Mutant KRAS, the most frequently occurring (∼30%) driver oncogene in lung adenocarcinoma, induces normal epithelial cells to undergo senescence. This phenomenon, called "oncogene-induced senescence (OIS)", prevents mutant KRAS-induced malignant transformation. We have previously reported that mutant KRASV12 induces OIS in a subset of normal human bronchial epithelial cell line immortalized with hTERT and Cdk4. Understanding the mechanism and efficacy of this important cancer prevention mechanism is a key knowledge gap. Therefore, this study investigates mutant KRASV12-induced OIS in upregulated telomerase combined with the p16/RB pathway inactivation in normal bronchial epithelial cells. The normal (non-transformed and non-tumorigenic) human bronchial epithelial cell line HBEC3 (also called "HBEC3KT"), immortalized with hTERT ("T") and Cdk4 ("K"), was used in this study. HBEC3 that expressed mutant KRASV12 in a doxycycline-regulated manner was established (designated as HBEC3-RIN2). Controlled induction of mutant KRASV12 expression induced partial epithelial-to-mesenchymal transition in HBEC3-RIN2 cells, which was associated with upregulated expression of ZEB1 and SNAIL. Mutant KRASV12 caused the majority of HBEC3-RIN2 to undergo morphological changes; suggestive of senescence, which was associated with enhanced autophagic flux. Upon mutant KRASV12 expression, only a small HBEC3-RIN2 cell subset underwent senescence, as assessed by a senescence-associated ß-galactosidase staining (SA-ßG) method.
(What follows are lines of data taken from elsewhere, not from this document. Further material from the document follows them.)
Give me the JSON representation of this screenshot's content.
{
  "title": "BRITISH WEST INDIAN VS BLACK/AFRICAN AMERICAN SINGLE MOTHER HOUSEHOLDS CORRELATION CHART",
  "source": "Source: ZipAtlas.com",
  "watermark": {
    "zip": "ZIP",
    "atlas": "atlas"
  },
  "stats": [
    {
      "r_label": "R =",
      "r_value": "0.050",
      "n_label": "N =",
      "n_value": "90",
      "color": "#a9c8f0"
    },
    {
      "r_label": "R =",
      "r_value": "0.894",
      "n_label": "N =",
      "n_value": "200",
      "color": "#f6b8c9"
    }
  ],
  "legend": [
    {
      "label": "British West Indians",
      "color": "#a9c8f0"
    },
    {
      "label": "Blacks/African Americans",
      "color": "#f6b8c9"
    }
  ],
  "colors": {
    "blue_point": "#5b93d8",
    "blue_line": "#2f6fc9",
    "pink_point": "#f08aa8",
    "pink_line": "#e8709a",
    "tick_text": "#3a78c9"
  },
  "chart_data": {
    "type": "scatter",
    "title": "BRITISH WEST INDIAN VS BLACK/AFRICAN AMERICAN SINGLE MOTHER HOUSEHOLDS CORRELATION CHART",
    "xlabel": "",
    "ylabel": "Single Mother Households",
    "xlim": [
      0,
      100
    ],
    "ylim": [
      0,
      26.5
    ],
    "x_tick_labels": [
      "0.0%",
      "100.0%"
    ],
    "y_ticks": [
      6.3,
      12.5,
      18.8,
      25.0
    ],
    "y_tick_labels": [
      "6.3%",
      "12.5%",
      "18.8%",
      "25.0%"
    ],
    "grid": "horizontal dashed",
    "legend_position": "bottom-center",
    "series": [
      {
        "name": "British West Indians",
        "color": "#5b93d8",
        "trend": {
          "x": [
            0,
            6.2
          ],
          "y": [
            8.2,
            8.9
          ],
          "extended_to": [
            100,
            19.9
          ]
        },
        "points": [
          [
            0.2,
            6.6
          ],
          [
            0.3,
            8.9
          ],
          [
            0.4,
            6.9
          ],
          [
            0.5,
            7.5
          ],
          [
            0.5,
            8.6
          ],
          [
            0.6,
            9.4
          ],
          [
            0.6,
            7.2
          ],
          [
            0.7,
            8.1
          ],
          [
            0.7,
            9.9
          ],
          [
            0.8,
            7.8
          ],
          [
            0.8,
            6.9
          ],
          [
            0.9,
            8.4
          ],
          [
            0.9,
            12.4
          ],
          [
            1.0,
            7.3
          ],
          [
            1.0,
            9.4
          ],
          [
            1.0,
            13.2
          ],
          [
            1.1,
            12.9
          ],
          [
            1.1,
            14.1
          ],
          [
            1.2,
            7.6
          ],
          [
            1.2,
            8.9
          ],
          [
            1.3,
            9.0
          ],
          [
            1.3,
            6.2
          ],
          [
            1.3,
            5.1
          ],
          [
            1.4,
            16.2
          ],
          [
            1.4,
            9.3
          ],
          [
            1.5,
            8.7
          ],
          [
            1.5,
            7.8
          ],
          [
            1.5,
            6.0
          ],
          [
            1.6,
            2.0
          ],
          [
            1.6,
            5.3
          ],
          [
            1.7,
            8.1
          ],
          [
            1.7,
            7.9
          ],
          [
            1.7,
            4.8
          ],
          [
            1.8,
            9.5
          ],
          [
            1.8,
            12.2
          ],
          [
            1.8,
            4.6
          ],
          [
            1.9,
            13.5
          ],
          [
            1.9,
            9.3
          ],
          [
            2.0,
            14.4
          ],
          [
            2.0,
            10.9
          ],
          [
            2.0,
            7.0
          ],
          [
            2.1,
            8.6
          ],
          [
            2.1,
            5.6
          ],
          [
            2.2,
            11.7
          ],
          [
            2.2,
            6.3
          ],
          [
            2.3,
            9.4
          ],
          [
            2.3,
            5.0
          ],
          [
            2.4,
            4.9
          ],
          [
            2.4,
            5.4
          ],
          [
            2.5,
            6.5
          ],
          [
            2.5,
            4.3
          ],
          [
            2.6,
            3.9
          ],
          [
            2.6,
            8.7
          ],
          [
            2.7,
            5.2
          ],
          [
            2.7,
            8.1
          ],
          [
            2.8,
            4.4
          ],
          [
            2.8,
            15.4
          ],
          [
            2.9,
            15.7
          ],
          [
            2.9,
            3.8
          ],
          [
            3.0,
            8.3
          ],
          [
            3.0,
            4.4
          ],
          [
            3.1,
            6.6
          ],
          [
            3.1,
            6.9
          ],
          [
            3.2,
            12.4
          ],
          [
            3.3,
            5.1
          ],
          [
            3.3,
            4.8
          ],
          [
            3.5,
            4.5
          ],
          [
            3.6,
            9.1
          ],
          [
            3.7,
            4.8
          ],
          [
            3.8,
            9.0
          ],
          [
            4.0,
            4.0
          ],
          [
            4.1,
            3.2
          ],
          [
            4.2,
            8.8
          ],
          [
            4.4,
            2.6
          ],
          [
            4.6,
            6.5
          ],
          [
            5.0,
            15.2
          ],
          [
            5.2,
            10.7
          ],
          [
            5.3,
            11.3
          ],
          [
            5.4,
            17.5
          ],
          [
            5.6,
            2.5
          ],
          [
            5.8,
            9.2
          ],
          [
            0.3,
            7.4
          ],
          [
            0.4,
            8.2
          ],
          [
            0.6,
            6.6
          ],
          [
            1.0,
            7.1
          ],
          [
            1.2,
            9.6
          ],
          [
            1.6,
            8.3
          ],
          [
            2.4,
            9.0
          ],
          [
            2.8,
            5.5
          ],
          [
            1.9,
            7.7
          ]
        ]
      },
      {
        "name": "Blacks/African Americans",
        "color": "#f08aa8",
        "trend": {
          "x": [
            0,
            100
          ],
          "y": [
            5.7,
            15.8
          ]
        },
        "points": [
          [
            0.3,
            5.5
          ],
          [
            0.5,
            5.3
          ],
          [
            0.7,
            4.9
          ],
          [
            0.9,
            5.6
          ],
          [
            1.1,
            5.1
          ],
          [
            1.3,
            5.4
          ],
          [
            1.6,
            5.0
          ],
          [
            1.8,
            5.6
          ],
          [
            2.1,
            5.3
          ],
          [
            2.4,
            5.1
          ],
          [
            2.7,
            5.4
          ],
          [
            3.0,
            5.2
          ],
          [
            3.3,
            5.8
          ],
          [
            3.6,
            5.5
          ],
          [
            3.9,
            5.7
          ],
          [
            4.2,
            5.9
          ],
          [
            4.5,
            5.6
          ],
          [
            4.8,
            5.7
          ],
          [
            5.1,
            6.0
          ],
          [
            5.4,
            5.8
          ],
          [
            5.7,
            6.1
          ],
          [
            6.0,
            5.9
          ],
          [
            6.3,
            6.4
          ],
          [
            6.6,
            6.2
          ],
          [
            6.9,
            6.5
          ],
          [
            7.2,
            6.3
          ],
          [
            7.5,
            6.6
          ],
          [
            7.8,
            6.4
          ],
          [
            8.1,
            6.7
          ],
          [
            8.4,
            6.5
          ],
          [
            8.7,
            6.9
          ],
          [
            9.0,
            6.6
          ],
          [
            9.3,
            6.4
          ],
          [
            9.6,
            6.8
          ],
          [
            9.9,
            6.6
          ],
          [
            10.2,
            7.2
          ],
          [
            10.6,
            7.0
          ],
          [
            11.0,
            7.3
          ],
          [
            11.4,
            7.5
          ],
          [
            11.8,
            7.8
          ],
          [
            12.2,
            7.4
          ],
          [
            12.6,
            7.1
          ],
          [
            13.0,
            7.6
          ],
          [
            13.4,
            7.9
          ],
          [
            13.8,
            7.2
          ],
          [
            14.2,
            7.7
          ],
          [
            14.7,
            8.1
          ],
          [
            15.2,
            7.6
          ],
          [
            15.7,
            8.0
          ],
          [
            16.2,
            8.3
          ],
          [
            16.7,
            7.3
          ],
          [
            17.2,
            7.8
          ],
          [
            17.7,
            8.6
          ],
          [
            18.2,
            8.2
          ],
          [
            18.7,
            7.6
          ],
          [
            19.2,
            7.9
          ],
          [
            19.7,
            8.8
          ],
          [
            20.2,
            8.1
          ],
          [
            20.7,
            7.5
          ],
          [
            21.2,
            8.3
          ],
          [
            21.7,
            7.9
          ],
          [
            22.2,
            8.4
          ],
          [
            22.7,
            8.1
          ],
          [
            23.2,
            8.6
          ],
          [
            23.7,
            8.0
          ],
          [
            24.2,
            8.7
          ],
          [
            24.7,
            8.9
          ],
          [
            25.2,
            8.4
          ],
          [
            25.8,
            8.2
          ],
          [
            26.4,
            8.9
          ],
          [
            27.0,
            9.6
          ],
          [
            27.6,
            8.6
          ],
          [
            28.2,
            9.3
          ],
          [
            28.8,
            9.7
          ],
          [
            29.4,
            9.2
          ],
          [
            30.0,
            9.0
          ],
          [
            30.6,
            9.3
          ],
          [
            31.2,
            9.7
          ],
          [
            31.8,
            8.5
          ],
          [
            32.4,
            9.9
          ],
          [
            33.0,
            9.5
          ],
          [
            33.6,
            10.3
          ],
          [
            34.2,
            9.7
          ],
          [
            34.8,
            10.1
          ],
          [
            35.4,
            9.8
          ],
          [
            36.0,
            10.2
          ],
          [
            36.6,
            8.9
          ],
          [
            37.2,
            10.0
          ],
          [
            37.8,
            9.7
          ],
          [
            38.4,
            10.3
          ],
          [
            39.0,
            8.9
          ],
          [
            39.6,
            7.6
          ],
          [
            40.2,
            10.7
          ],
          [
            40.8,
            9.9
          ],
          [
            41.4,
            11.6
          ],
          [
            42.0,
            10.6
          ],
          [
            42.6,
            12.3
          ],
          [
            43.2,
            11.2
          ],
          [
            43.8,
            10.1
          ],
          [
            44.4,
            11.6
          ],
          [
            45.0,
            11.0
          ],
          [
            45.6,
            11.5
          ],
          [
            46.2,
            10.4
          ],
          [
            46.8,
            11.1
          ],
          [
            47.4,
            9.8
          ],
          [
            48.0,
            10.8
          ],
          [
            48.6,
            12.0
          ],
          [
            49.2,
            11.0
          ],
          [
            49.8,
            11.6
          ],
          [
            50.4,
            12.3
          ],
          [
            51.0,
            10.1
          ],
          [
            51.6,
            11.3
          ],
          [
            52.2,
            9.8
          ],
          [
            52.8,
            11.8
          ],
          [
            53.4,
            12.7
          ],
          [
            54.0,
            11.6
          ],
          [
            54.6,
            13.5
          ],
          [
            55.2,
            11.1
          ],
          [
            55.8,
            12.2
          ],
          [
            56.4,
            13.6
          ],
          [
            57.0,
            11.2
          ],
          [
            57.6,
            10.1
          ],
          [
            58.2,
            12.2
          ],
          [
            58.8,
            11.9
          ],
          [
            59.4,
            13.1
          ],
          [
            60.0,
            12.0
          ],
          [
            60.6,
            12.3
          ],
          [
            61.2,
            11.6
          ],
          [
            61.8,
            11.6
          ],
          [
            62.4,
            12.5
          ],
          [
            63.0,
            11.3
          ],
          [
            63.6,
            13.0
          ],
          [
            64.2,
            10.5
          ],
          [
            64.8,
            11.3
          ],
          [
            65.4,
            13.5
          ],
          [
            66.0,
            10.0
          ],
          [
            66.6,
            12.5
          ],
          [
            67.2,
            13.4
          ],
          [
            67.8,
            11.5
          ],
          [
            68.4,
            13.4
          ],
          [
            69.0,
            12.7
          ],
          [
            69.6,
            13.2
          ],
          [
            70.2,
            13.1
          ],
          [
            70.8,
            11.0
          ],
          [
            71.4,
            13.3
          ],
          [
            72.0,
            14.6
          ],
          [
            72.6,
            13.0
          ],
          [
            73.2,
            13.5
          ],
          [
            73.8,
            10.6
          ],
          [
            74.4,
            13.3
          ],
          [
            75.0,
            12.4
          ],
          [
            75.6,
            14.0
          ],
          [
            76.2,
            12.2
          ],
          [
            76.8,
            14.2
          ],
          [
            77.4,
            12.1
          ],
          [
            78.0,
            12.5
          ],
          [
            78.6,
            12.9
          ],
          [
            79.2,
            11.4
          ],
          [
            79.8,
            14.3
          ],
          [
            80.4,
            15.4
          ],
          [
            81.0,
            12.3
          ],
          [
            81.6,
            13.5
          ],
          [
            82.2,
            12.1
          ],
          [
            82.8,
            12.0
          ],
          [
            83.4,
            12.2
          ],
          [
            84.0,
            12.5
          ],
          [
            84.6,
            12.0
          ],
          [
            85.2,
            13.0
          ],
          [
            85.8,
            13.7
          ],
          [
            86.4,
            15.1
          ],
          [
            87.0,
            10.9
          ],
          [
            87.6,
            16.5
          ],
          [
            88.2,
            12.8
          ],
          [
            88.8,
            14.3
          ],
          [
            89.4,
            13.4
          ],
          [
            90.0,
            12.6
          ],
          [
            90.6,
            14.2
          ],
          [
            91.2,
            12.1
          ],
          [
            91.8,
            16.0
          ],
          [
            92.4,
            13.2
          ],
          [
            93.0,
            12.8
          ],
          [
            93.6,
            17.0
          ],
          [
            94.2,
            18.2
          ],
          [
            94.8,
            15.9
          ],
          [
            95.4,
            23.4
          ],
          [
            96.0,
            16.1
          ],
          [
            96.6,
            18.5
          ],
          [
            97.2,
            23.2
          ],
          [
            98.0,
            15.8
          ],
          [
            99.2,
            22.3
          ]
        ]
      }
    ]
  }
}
Furthermore, mutant KRASV12 enhanced cell growth, evaluated by colorimetric proliferation assay, and liquid and soft agar colony formation assays, partially through increased phosphorylated AKT and ERK expression but did not affect cell division, or cell cycle status. Intriguingly, mutant KRASV12 reduced p53 protein expression but increased p21 protein expression by prolonging its half-life. These results indicate that an hTERT/Cdk4 -immortalized normal bronchial epithelial cell line is partially resistant to mutant KRASV12-induced senescence. This suggests that OIS does not efficiently suppress KRASV12-induced transformation in the context of the simultaneous occurrence of telomerase upregulation and inactivation of the p16/Rb pathway.